Some repositories & Code showcase

paginate pandas (Interactive pagination for pandas.DataFrames)

https://github.com/jmberros/paginate_pandas

paginate pandas is a dead-simple interactive paginator for a pandas Series or DataFrames that leverages on ipywidgets and works beautifully on Jupyter Lab. It let’s you easily browse through a possibly big (say, hundreds of thousands of rows) dataframe advancing page by page. It also let’s you control the page size. If you deal with pandas a lot in Jupyter, this will change your quality of (developer) life.

I developed it out of the necessity of exploring large tables from Jupyter.

paip (DNA data analysis pipelines)

https://github.com/biocodices/paip

paip is a Luigi-based Python pipeline for the analysis of DNA sequencing NGS data. It has routines for quality control, variant calling and report generation, with a comprehensive unit test suite for pytest. I coded this in the span of 2 years as new needs arised in a medical genomics laboratory.

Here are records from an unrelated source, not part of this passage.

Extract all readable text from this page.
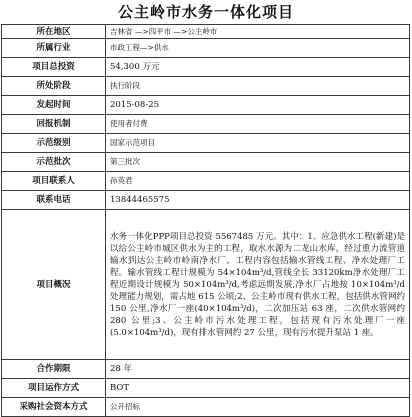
公主岭市水务一体化项目
所在地区	吉林省 —>四平市 —>公主岭市
所属行业	市政工程—>供水
项目总投资	54,300 万元
所处阶段	执行阶段
发起时间	2015-08-25
回报机制	使用者付费
示范级别	国家示范项目
示范批次	第三批次
项目联系人	孙英君
联系电话	13844465575
项目概况	水务一体化PPP项目总投资 5567485 万元。其中：1、应急供水工程(新建)是以给公主岭市城区供水为主的工程，取水水源为二龙山水库，经过重力流管道输水到达公主岭市岭南净水厂。工程内容包括输水管线工程、净水处理厂工程。输水管线工程计规模为 54×104m³/d,管线全长 33120km净水处理厂工程近期设计规模为 50×104m³/d,考虑远期发展,净水厂占地按 10×104m³/d 处理能力规划，需占地 615 公顷;2、公主岭市现有供水工程，包括供水管网约 150 公里,净水厂一座(40×104m³/d)，二次加压站 63 座，二次供水管网约 280 公里;3、公主岭市污水处理工程，包括现有污水处理厂一座(5.0×104m³/d)，现有排水管网约 27 公里，现有污水提升泵站 1 座。
合作期限	28 年
项目运作方式	BOT
采购社会资本方式	公开招标
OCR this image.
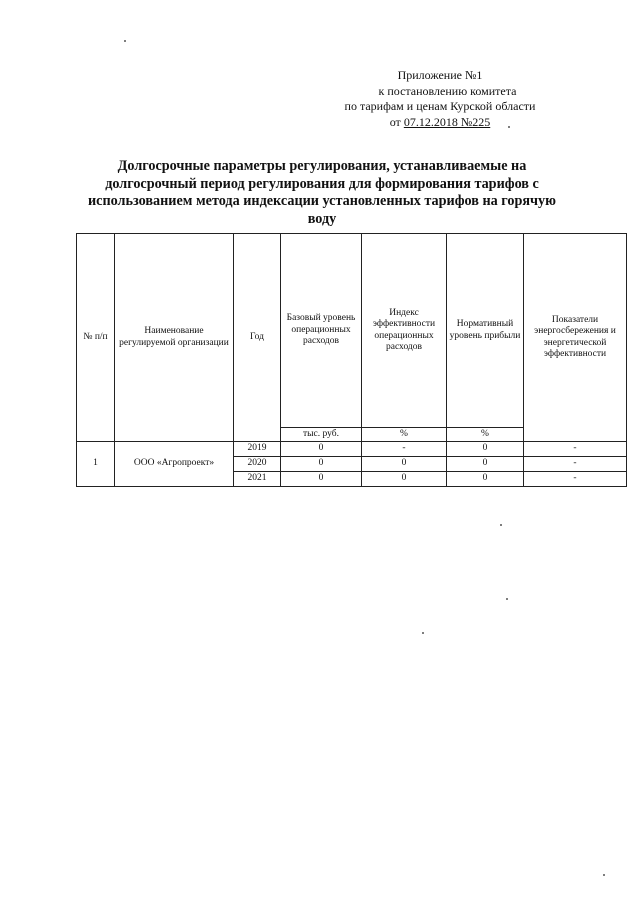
Приложение №1
к постановлению комитета
по тарифам и ценам Курской области
от 07.12.2018 №225
Долгосрочные параметры регулирования, устанавливаемые на
долгосрочный период регулирования для формирования тарифов с
использованием метода индексации установленных тарифов на горячую
воду
№ п/п	Наименование регулируемой организации	Год	Базовый уровень операционных расходов	Индекс эффективности операционных расходов	Нормативный уровень прибыли	Показатели энергосбережения и энергетической эффективности
			тыс. руб.	%	%	
1	ООО «Агропроект»	2019	0	-	0	-
		2020	0	0	0	-
		2021	0	0	0	-
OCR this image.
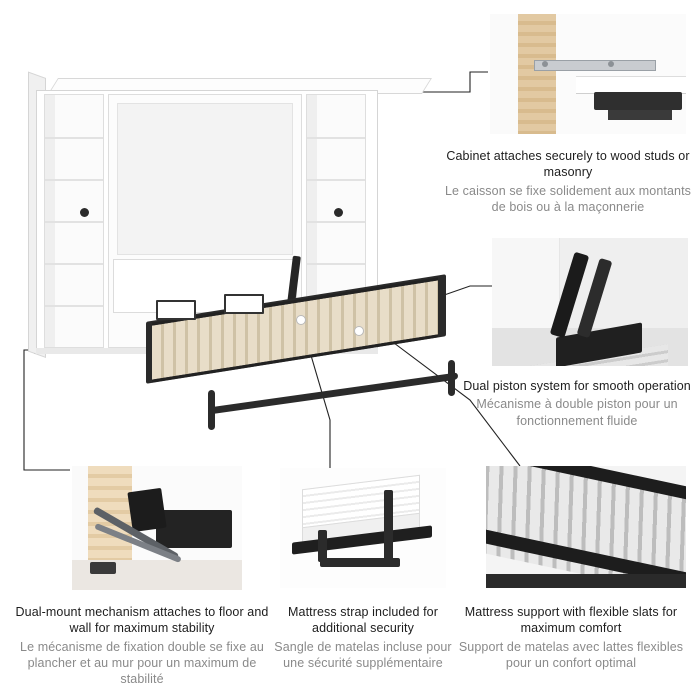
Cabinet attaches securely to wood studs or masonry
Le caisson se fixe solidement aux montants de bois ou à la maçonnerie
Dual piston system for smooth operation
Mécanisme à double piston pour un fonctionnement fluide
Dual-mount mechanism attaches to floor and wall for maximum stability
Le mécanisme de fixation double se fixe au plancher et au mur pour un maximum de stabilité
Mattress strap included for additional security
Sangle de matelas incluse pour une sécurité supplémentaire
Mattress support with flexible slats for maximum comfort
Support de matelas avec lattes flexibles pour un confort optimal
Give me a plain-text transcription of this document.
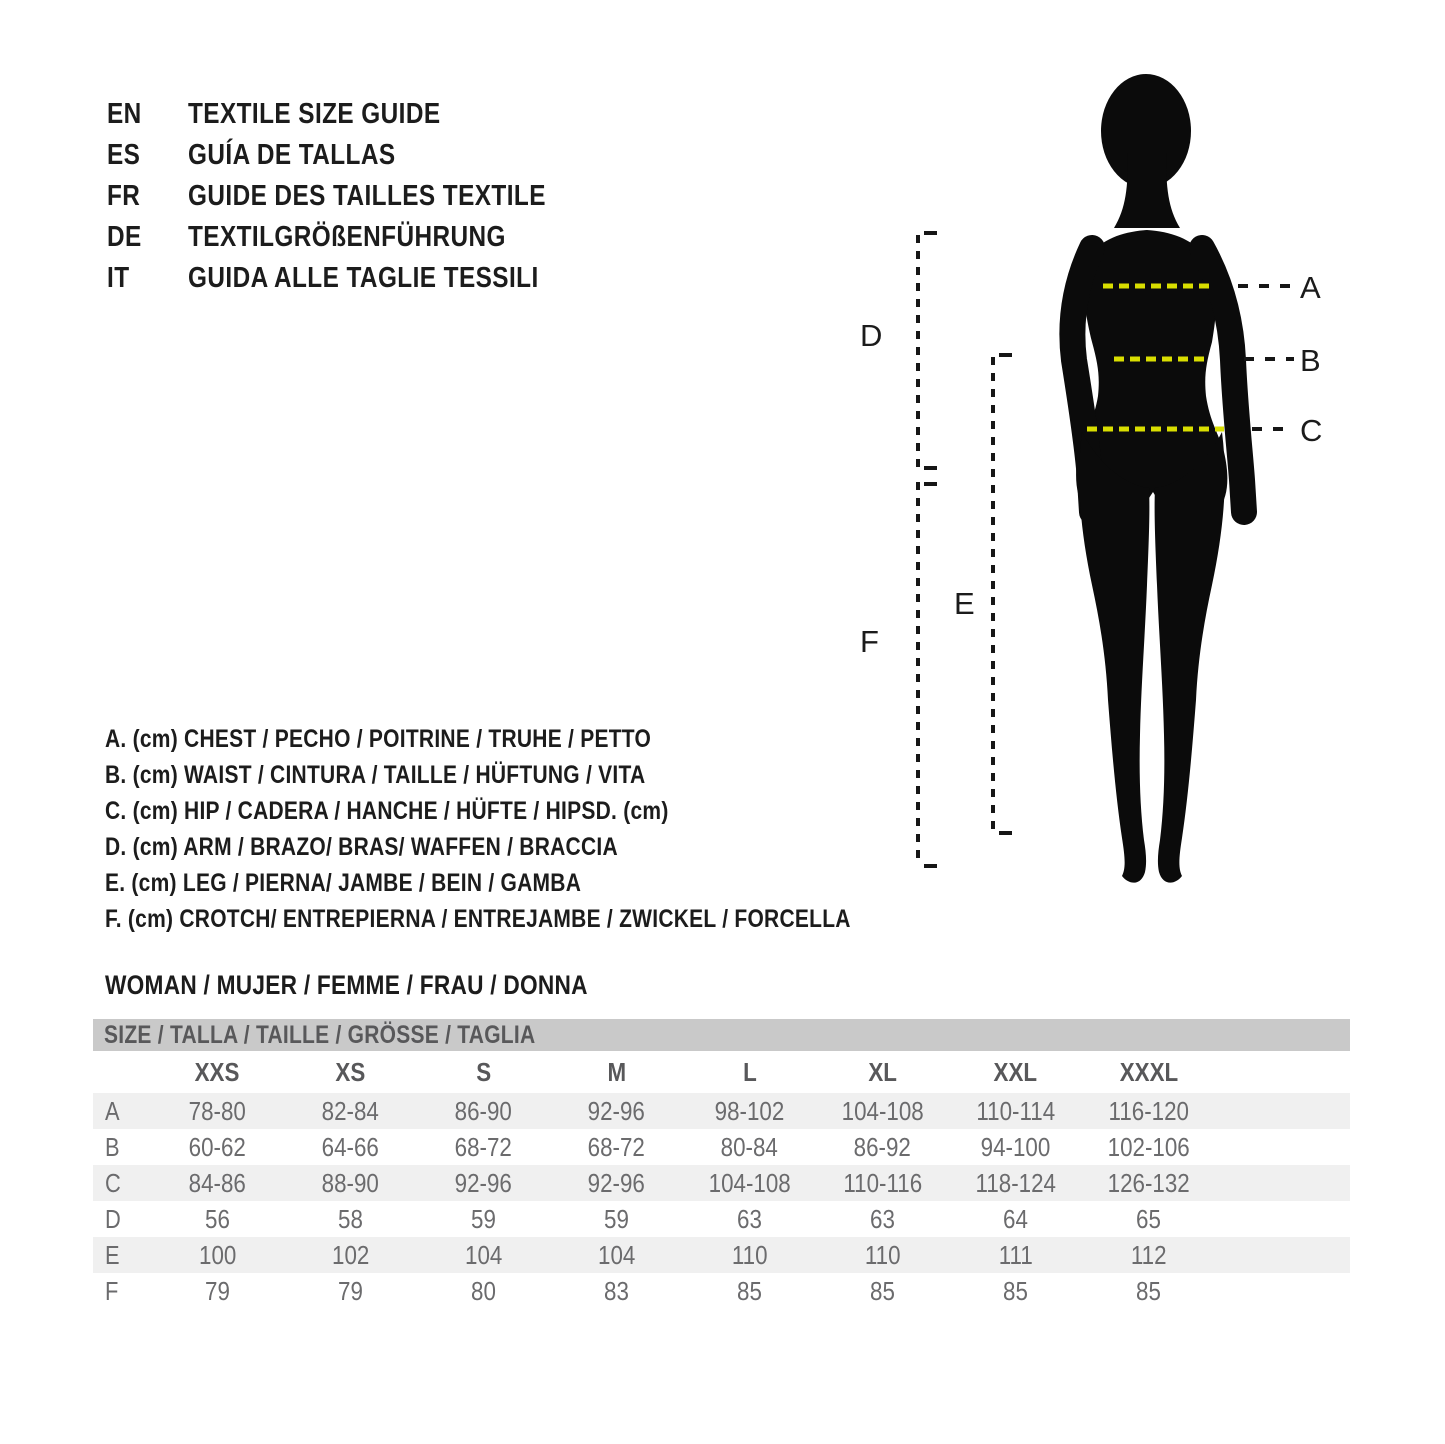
EN	TEXTILE SIZE GUIDE
ES	GUÍA DE TALLAS
FR	GUIDE DES TAILLES TEXTILE
DE	TEXTILGRÖßENFÜHRUNG
IT	GUIDA ALLE TAGLIE TESSILI	A
B
C
D
E
F
A. (cm) CHEST / PECHO / POITRINE / TRUHE / PETTO
B. (cm) WAIST / CINTURA / TAILLE / HÜFTUNG / VITA
C. (cm) HIP / CADERA / HANCHE / HÜFTE / HIPSD. (cm)
D. (cm) ARM / BRAZO/ BRAS/ WAFFEN / BRACCIA
E. (cm) LEG / PIERNA/ JAMBE / BEIN / GAMBA
F. (cm) CROTCH/ ENTREPIERNA / ENTREJAMBE / ZWICKEL / FORCELLA
WOMAN / MUJER / FEMME / FRAU / DONNA
SIZE / TALLA / TAILLE / GRÖSSE / TAGLIA
XXS	XS	S	M	L	XL	XXL	XXXL
A	78-80	82-84	86-90	92-96	98-102	104-108	110-114	116-120
B	60-62	64-66	68-72	68-72	80-84	86-92	94-100	102-106
C	84-86	88-90	92-96	92-96	104-108	110-116	118-124	126-132
D	56	58	59	59	63	63	64	65
E	100	102	104	104	110	110	111	112
F	79	79	80	83	85	85	85	85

anotala (annotation of mutations)

https://github.com/biocodices/anotala

anotala is an Python bioinformatics utilty that lets you annotate DNA mutations, i.e. add extra information to mutations found in a sample like aminoacid/protein affected, coding vs. non-coding and other region types, predicted strength of effect with different softwares, diseases known to be associated with the mutation.

It implements a cache that can be based on MySQL, PostgreSQL or Redis.

More use cases in the repo’s README.

vcf to dataframe (DNA data format conversion)

https://github.com/biocodices/vcf_to_dataframe

vcf_to_dataframe is a Python utilty to import a VCF file (a standard format to store DNA variants) as a pandas DataFrame. It allows to import any subset of samples in the file and it converts all INFO and GT fields to Python lists or dicts to ease the downstream parsing.

bed to tabix (1KGP genotypes downloader)

https://github.com/biocodices/bed_to_tabix

bed_to-tabix is a friendly Python CLI utility that will download the genotypes of 2,504 individuals of the 1,000 Genomes Project (1KGP) for the genome regions define in an input BED file. The script deals with chromosome separate downloading and merging, and with temporary files clenaup.